Let’s have a look at another dataset with physical meaning as part of my exploring less known datasets series. This time we’ll look at a dataset that originates from RDatasets.
This dataset contains rock permeabilities obtained from cross-sections of cores.
Twelve core samples from petroleum reservoirs were sampled by 4 cross-sections. Each core sample was measured for permeability, and each cross-section has total area of pores, total perimeter of pores, and shape.
Source: Data from BP Research, image analysis by Ronit Katz, U. Oxford.
– https://stat.ethz.ch/R-manual/R-devel/library/datasets/html/rock.html
Unfortunately, that is all information I could find on this dataset(without spending too much time). Therefore, we don’t know in which direction it was measured. Certainly, there was no permeability tensor (9x9) derived.
Let’s load the dataset and have a look at it:
input_data = pd.read_csv("./data/rock.csv")

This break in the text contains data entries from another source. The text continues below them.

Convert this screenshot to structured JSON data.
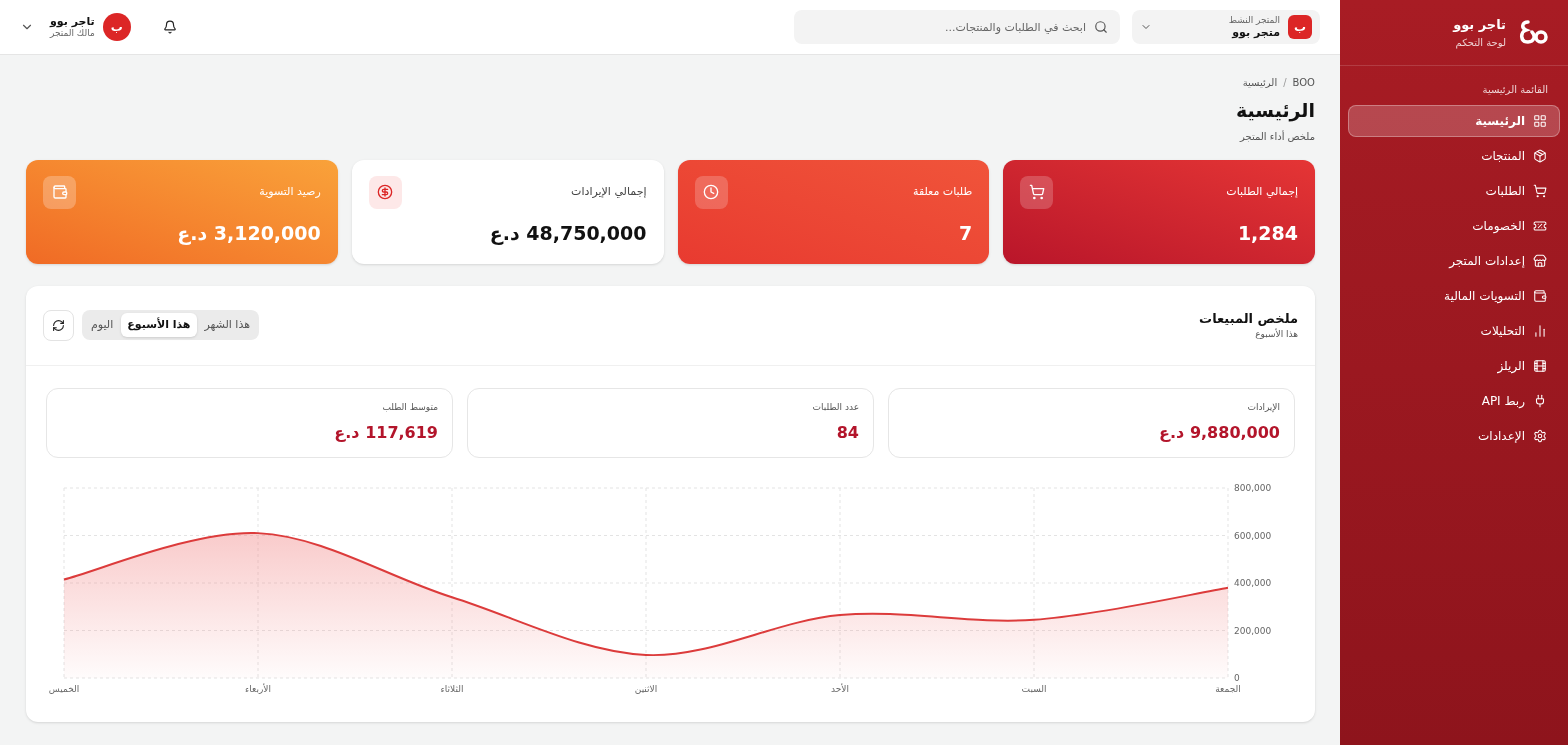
{
  "sidebar": {
    "brand": "تاجر بوو",
    "subtitle": "لوحة التحكم",
    "section": "القائمة الرئيسية",
    "items": [
      {
        "label": "الرئيسية",
        "selected": true
      },
      {
        "label": "المنتجات",
        "selected": false
      },
      {
        "label": "الطلبات",
        "selected": false
      },
      {
        "label": "الخصومات",
        "selected": false
      },
      {
        "label": "إعدادات المتجر",
        "selected": false
      },
      {
        "label": "التسويات المالية",
        "selected": false
      },
      {
        "label": "التحليلات",
        "selected": false
      },
      {
        "label": "الريلز",
        "selected": false
      },
      {
        "label": "ربط API",
        "selected": false
      },
      {
        "label": "الإعدادات",
        "selected": false
      }
    ]
  },
  "topbar": {
    "store": {
      "badge": "ب",
      "caption": "المتجر النشط",
      "name": "متجر بوو"
    },
    "search": {
      "placeholder": "ابحث في الطلبات والمنتجات..."
    },
    "user": {
      "avatar": "ب",
      "name": "تاجر بوو",
      "role": "مالك المتجر"
    }
  },
  "breadcrumb": {
    "items": [
      "BOO",
      "الرئيسية"
    ],
    "separator": "/"
  },
  "page": {
    "title": "الرئيسية",
    "subtitle": "ملخص أداء المتجر"
  },
  "stats": [
    {
      "label": "إجمالي الطلبات",
      "value": "1,284",
      "kind": "red"
    },
    {
      "label": "طلبات معلقة",
      "value": "7",
      "kind": "orange-red"
    },
    {
      "label": "إجمالي الإيرادات",
      "value": "48,750,000 د.ع",
      "kind": "white"
    },
    {
      "label": "رصيد التسوية",
      "value": "3,120,000 د.ع",
      "kind": "orange"
    }
  ],
  "sales": {
    "title": "ملخص المبيعات",
    "subtitle": "هذا الأسبوع",
    "tabs": [
      {
        "label": "هذا الشهر",
        "selected": false
      },
      {
        "label": "هذا الأسبوع",
        "selected": true
      },
      {
        "label": "اليوم",
        "selected": false
      }
    ],
    "metrics": [
      {
        "label": "الإيرادات",
        "value": "9,880,000 د.ع"
      },
      {
        "label": "عدد الطلبات",
        "value": "84"
      },
      {
        "label": "متوسط الطلب",
        "value": "117,619 د.ع"
      }
    ],
    "chart_data": {
      "type": "area",
      "grid": true,
      "categories": [
        "الخميس",
        "الأربعاء",
        "الثلاثاء",
        "الاثنين",
        "الأحد",
        "السبت",
        "الجمعة"
      ],
      "series": [
        {
          "color": "#dc3b3b",
          "values": [
            415000,
            610000,
            340000,
            97000,
            265000,
            245000,
            380000
          ]
        }
      ],
      "ylim": [
        0,
        800000
      ],
      "yticks": [
        {
          "value": 0,
          "label": "0"
        },
        {
          "value": 200000,
          "label": "200,000"
        },
        {
          "value": 400000,
          "label": "400,000"
        },
        {
          "value": 600000,
          "label": "600,000"
        },
        {
          "value": 800000,
          "label": "800,000"
        }
      ]
    }
  }
}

display(input_data.sample(10))
display(input_data.describe())
Area | Peri | Shape | Perm | |
---|---|---|---|---|
11 | 8624 | 3986.24 | 0.148141 | 119.0 |
39 | 5267 | 1644.96 | 0.253832 | 100.0 |
27 | 5246 | 1585.42 | 0.133083 | 740.0 |
7 | 8209 | 4344.75 | 0.164127 | 17.1 |
0 | 4990 | 2791.90 | 0.090330 | 6.3 |
21 | 11876 | 4353.14 | 0.291029 | 142.0 |
36 | 3469 | 1376.70 | 0.176969 | 100.0 |
5 | 7979 | 4010.15 | 0.167045 | 17.1 |
35 | 7894 | 1461.06 | 0.276016 | 950.0 |
2 | 7558 | 3930.66 | 0.183312 | 6.3 |
Area | Peri | Shape | Perm | |
---|---|---|---|---|
count | 48.000000 | 48.000000 | 48.000000 | 48.000000 |
mean | 7187.729167 | 2682.211938 | 0.218110 | 415.450000 |
std | 2683.848862 | 1431.661164 | 0.083496 | 437.818226 |
min | 1016.000000 | 308.642000 | 0.090330 | 6.300000 |
25% | 5305.250000 | 1414.907500 | 0.162262 | 76.450000 |
50% | 7487.000000 | 2536.195000 | 0.198862 | 130.500000 |
75% | 8869.500000 | 3989.522500 | 0.262670 | 777.500000 |
max | 12212.000000 | 4864.220000 | 0.464125 | 1300.000000 |
Since the dataset is really small, we are going to train the model using a 4-fold cross-validation and score it on the whole dataset. Proper train-valid-test splitting wouldn’t make much sense here because we have 4 data points for each of the 12 samples. Let’s throw some algorithms at it and see if we end up with something useful.
Well, it lookes like KNN leads to something useful.